Security updates and glibc (related to latest CERT advisory)

[psp]

I, like any good sysadmin, am subscribed to CERT's advisory mailing list. I read through the latest one regarding the exploitable RPC XDR buffer overflow. (http://www.cert.org/advisories/CA-2002-25.html)

I decided to check my system. So I ran: emerge rsync ; emerge --pretend --update system. The system was up-to-date. I thought this a bit strange, so I had a look in the portage tree. My version of glibc was 2.2.5-r5, but the latest was 2.2.5-r7 (which has the patch applied). I thought: "Fair enough - I don't have any RPC services installed on the box, so this might be the reason." After an: emerge --pretend nfs-utils the command returned no indication that glibc would be updated.

Perhaps the error lies with the nfs-utils ebuild package? Should it's dependancy should be bumped to the latest version of glibc? Or perhaps, the default-1.0 profile should be updated (but this feels like overkill)?

Obviously, the easy option would be to emerge the latest version of glibc, nfs-utils and be done with it (not including static compiles). But my concern is for people that are not as vigilant.

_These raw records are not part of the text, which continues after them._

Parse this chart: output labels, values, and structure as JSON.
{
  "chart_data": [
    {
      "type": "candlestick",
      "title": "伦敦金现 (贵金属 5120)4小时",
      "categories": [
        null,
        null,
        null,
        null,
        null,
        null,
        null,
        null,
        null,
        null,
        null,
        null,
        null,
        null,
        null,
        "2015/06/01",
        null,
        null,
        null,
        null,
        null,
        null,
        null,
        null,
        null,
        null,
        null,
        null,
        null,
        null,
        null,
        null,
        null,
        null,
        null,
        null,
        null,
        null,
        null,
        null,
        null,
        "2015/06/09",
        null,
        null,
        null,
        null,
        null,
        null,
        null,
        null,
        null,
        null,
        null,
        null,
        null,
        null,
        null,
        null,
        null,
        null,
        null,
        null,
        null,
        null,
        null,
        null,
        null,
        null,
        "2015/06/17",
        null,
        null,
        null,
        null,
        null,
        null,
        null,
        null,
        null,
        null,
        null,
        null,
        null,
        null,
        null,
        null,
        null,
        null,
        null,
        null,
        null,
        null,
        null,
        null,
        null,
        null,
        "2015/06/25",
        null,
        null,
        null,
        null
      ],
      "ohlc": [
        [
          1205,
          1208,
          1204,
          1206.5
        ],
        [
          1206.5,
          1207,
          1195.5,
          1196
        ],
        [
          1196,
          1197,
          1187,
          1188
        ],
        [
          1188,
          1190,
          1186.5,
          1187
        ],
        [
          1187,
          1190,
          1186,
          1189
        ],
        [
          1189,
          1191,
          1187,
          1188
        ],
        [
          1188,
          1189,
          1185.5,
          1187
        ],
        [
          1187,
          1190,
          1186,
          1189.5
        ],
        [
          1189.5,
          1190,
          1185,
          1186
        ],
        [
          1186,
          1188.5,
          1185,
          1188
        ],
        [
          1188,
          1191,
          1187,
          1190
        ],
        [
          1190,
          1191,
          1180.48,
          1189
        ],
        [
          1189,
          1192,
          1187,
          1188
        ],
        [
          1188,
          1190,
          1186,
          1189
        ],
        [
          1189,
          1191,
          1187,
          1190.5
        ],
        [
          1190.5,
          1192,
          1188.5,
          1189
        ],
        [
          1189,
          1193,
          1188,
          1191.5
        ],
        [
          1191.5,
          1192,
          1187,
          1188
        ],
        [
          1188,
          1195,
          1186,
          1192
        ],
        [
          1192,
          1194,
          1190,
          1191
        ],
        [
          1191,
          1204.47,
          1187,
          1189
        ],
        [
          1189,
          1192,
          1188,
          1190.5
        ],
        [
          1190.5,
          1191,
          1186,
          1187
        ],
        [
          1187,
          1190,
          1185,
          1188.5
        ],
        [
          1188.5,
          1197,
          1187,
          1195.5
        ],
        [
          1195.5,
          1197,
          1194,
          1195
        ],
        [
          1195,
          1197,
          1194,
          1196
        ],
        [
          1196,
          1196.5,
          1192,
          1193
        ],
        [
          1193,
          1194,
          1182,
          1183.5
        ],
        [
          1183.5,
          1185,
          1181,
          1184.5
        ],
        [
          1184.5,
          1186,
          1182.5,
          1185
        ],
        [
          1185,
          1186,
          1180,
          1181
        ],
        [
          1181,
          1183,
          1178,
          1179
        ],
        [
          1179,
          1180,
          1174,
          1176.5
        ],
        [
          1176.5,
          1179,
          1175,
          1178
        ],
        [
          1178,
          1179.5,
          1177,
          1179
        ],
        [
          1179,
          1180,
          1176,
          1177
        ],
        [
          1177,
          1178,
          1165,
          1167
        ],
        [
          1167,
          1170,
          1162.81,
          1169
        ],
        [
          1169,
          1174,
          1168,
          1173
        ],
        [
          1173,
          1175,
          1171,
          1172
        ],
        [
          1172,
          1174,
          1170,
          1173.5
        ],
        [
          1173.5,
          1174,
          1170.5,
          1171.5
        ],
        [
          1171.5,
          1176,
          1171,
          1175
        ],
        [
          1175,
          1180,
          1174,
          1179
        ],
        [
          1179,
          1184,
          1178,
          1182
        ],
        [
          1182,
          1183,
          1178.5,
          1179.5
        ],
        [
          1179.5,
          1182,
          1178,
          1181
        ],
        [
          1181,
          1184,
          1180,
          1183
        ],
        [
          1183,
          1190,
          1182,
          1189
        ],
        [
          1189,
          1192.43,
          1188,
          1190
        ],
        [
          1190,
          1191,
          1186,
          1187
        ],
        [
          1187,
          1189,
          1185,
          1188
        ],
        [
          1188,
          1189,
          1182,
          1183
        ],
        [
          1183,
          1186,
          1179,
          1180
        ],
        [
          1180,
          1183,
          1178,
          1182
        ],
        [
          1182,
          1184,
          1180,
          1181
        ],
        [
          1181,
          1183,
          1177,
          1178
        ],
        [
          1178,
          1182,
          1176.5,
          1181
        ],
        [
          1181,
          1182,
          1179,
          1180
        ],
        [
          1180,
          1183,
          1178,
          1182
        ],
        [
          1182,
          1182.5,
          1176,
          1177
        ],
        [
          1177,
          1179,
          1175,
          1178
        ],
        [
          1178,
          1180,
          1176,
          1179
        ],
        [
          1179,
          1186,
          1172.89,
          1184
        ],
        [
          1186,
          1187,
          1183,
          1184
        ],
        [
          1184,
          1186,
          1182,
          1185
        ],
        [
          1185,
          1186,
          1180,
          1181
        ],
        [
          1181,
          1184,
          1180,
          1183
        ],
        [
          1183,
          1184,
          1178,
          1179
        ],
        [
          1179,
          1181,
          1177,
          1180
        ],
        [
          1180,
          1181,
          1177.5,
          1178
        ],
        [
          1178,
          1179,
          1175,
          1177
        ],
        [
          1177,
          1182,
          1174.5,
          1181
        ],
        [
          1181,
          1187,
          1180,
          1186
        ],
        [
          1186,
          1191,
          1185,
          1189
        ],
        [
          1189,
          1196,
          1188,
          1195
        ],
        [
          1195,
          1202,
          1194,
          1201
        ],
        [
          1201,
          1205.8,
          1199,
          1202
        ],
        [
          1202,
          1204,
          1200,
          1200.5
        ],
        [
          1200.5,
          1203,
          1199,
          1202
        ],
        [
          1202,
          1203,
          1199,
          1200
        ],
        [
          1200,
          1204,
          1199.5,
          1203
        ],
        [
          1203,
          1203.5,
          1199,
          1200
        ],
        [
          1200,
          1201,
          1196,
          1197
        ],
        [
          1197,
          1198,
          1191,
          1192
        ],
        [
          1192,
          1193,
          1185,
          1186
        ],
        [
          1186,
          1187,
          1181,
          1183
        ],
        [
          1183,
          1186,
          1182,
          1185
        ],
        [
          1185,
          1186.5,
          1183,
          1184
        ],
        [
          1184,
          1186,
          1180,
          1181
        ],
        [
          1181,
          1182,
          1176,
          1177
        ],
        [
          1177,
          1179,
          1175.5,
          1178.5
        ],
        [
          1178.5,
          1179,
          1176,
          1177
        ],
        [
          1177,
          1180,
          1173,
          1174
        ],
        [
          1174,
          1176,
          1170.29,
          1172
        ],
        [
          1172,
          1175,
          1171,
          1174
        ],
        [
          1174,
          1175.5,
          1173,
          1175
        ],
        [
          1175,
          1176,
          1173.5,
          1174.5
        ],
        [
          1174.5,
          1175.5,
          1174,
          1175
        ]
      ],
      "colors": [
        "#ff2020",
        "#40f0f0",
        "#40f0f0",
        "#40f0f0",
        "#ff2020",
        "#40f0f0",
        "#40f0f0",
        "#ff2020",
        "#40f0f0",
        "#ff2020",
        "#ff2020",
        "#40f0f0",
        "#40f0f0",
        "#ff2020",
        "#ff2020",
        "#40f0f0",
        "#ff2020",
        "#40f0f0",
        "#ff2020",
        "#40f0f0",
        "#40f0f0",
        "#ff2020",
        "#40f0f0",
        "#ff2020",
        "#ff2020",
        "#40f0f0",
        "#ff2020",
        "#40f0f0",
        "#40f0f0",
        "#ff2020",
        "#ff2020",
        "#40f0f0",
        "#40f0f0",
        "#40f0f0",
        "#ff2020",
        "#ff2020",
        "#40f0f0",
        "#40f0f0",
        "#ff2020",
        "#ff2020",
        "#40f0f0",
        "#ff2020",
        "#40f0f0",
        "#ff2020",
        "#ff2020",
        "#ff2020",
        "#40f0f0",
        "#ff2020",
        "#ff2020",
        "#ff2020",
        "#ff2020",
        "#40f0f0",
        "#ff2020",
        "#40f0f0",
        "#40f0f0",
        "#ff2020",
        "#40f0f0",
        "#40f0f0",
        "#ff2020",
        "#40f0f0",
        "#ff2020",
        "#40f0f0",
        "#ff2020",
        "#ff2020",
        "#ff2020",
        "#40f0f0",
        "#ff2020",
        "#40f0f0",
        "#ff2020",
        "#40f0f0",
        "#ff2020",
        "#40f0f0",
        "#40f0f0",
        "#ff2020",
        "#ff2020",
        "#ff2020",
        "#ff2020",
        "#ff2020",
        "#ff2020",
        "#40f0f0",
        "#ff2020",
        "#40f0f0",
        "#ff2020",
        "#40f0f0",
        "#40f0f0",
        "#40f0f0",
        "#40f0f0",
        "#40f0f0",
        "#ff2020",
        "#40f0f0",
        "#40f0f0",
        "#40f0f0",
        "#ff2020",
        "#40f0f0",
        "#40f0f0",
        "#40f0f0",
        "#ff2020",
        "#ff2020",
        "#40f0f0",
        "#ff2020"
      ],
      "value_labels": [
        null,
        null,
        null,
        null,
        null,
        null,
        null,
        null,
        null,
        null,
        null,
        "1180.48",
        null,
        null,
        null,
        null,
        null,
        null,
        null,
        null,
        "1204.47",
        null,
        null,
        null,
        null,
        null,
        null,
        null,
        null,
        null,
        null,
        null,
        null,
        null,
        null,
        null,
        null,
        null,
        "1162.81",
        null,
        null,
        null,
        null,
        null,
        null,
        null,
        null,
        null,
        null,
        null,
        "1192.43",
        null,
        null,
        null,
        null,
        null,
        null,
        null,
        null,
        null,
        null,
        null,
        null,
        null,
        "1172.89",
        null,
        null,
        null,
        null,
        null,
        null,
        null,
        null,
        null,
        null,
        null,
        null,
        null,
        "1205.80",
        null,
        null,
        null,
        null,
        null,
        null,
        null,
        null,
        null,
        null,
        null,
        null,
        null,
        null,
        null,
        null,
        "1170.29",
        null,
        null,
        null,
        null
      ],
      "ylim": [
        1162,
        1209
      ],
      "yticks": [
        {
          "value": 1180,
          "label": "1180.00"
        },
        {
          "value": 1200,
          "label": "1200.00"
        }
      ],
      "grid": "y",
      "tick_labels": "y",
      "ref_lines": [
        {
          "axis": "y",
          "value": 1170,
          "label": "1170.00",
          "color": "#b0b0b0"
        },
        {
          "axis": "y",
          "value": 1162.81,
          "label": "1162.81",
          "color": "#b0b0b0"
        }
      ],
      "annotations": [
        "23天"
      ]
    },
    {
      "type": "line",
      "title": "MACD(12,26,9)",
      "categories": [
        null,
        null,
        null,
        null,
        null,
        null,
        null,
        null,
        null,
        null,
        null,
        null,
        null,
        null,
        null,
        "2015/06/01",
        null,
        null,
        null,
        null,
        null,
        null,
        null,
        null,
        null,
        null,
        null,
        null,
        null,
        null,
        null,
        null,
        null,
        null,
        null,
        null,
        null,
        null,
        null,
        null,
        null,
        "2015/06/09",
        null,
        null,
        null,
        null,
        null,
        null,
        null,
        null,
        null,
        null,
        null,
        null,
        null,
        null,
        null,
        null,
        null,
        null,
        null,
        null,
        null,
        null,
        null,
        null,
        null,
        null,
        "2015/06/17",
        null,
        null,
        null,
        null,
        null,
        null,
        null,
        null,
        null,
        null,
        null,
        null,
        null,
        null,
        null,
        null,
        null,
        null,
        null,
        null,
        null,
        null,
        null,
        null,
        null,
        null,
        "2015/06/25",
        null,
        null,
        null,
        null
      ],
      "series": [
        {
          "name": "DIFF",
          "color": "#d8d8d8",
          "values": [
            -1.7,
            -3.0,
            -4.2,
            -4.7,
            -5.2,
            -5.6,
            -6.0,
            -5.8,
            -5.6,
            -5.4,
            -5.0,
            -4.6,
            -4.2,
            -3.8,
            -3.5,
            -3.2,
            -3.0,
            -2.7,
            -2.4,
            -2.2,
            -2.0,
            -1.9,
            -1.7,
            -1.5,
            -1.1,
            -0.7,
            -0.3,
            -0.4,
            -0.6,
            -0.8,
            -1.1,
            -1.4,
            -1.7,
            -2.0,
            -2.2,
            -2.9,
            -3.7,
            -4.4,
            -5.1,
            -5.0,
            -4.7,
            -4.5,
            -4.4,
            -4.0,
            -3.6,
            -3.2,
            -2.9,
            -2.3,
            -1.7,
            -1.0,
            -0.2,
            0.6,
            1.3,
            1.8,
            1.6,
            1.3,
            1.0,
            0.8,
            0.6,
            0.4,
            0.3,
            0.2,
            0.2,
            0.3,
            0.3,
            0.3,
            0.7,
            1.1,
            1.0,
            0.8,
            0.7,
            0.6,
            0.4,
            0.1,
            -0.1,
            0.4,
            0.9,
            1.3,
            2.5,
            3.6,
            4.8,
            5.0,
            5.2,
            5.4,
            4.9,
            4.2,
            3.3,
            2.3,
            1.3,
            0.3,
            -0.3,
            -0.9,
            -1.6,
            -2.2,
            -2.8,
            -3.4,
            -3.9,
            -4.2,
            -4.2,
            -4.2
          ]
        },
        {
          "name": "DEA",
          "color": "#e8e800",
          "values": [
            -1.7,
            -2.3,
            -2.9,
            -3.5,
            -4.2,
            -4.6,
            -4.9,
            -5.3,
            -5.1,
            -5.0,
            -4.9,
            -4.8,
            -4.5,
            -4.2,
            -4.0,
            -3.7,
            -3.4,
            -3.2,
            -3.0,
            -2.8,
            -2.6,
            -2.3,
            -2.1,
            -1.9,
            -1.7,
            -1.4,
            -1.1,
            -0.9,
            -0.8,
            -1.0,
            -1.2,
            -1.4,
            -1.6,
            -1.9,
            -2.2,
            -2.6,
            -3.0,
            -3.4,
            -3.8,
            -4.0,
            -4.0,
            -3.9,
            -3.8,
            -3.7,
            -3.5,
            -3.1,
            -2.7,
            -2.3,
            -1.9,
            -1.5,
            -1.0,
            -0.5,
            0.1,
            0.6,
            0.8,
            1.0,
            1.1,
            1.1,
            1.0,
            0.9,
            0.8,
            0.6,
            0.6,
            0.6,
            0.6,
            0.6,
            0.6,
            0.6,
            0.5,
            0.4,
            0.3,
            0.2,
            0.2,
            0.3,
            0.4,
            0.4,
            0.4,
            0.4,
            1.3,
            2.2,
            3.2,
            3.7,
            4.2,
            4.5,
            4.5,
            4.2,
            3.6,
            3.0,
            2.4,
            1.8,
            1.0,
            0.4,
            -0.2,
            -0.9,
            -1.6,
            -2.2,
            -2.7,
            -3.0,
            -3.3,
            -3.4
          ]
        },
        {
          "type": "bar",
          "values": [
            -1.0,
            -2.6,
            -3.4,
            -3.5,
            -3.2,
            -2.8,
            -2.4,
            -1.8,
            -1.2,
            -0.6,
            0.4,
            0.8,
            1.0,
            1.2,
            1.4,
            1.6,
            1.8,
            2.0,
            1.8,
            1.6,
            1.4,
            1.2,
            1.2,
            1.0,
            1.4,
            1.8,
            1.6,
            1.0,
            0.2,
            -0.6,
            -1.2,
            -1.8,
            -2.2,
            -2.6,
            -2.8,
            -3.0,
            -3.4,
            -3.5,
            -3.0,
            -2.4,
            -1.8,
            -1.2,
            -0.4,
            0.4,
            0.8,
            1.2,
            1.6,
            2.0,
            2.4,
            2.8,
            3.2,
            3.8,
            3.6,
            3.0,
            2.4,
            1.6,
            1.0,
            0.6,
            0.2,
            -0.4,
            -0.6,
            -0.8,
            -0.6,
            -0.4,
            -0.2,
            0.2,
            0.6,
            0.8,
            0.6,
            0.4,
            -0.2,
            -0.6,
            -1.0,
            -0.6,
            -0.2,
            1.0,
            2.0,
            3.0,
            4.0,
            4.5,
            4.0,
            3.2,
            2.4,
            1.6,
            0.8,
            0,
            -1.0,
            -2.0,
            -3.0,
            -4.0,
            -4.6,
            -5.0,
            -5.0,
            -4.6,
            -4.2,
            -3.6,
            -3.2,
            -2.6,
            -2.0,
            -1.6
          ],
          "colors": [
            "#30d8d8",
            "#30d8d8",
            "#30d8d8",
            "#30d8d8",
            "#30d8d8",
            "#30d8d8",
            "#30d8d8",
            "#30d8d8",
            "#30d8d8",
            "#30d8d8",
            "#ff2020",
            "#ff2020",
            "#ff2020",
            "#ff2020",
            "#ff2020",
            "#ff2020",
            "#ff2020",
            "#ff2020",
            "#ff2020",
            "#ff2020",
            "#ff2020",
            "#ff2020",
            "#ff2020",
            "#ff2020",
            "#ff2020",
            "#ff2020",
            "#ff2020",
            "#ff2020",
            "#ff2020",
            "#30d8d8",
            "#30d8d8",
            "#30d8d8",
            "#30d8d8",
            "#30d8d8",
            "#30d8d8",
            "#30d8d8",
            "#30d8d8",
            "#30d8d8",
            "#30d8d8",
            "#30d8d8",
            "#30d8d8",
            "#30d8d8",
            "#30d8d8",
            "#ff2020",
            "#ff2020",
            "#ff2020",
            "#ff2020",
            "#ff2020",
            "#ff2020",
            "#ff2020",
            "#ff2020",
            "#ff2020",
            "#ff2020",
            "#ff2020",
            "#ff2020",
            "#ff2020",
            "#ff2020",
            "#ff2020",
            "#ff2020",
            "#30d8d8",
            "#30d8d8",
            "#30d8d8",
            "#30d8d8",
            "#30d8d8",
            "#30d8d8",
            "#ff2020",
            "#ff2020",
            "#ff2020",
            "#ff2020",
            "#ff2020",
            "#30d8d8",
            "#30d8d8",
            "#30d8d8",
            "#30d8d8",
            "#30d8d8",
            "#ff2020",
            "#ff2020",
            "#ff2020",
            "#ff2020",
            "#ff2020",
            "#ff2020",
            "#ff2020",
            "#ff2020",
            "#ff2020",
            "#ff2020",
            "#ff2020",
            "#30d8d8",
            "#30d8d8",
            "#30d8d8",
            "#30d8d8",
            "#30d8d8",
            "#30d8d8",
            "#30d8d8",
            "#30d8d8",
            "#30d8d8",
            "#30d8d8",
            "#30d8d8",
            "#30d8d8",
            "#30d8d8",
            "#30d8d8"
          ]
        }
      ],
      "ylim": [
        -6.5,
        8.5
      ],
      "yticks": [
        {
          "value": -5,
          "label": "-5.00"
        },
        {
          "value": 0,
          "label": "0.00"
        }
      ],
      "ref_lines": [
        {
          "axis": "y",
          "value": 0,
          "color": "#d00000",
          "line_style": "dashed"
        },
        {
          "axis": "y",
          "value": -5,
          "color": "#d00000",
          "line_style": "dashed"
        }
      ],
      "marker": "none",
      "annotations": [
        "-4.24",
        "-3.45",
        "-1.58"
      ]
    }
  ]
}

Perhaps the larger question is: How does Gentoo, as a distribution, handle essential security concerns and advisories and what is the best way to stay current with all of Gentoo/GNU/Linux's security updates?

I must state that I have only been using Gentoo Linux for 2 weeks so far and I have been tinkering and prodding at the inner workings - to see how things are done. My current desktop machine is a Linux from Scratch box - so I like to know the how and why (naze nani) of my Linux boxes. If I have missed something obvious or newbie-ish I apologise.

[n0n]

Yeah, there's a very similar discussion going on about related issues here, and also some discussion on a bug in bugs.gentoo.org. It'd be nice to have a "security" set ("emerge --update security") which would query all installed packages instead of just what's in the /var/cache/edb/world file.